Navigating Endings

from a seafaring perspective

Scenes from KCAI’s Printmaking studio, August 2023.

This week marked the end of my 45th semester of teaching. I’ve had a 21-year career, so far, in teaching at the college level. Except for about eight years (some of which I was too young to remember well), my entire life has been structured within the rhythm of the academic year.

The academic-year cycle where I live designates September and January as times of beginnings, and May and December as times for endings. However, as an artist who teaches other artists, I find that these demarcations of time on the calendar are not actually hard starts or stops for learning and making. Rather, the beginning and ending of a semester each signify a different moment of possibility.

If the school is the river, the student is the boat, and my curriculum is the current connecting the two.

Laura Crehuet Berman: Strata 7, Relief monoprint, 25 x 25 inches, 2017.

Funfetti! The End-of-Semester Exhibition at KCAI Printmaking, December 2023.
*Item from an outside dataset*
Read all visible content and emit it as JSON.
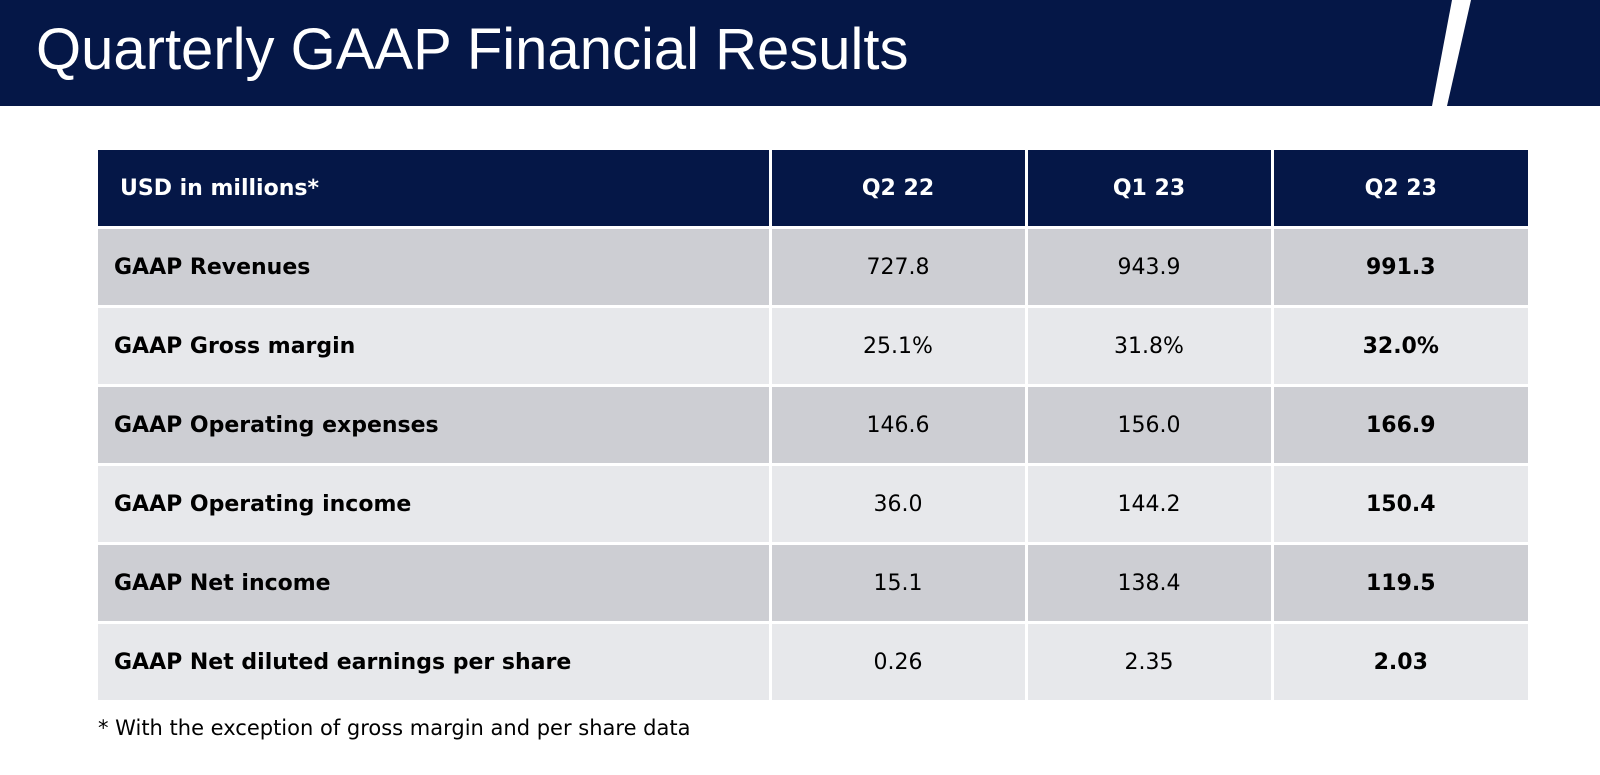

I have taught a year-long senior-level course within a Bachelor of Fine Arts curriculum for over a dozen years. More than any other year at the college level, the senior year contains external concerns beyond the control of the student and faculty. Life beyond school becomes an ever-increasing consideration, and there is heightened involvement within the extended community through participation in exhibitions, applications for opportunities, hands-on internships, and professional goals-oriented work outside the classroom.

These external matters evolve into essential guides to the educational experience as well. If the school is the river, the student is the boat, and my curriculum is the current that connects and guides these. Everything else is either inside or alongside this shared stream of experience.

Along the way, some things help buoy the boat, others can impede its path, distractions appear from the sidelines of the river banks, and some things may speed, slow, or even change the boat’s direction entirely.

This fall I have guided another group of amazing young artists to find, build, and maintain the tools they need to steer their own creative ships. As the semester comes to a close, I am reminded that this is not an ending point. The boats, the river, and the current itself are always there. Those involved in teaching and learning, especially in inventive fields, know that any of our current locations–no matter how traditionally they are regarded as endings or beginnings–are inherently good places to push off from in order to navigate the next adventure.

My students and I (relieved, tired & happy) on our last day of class this fall.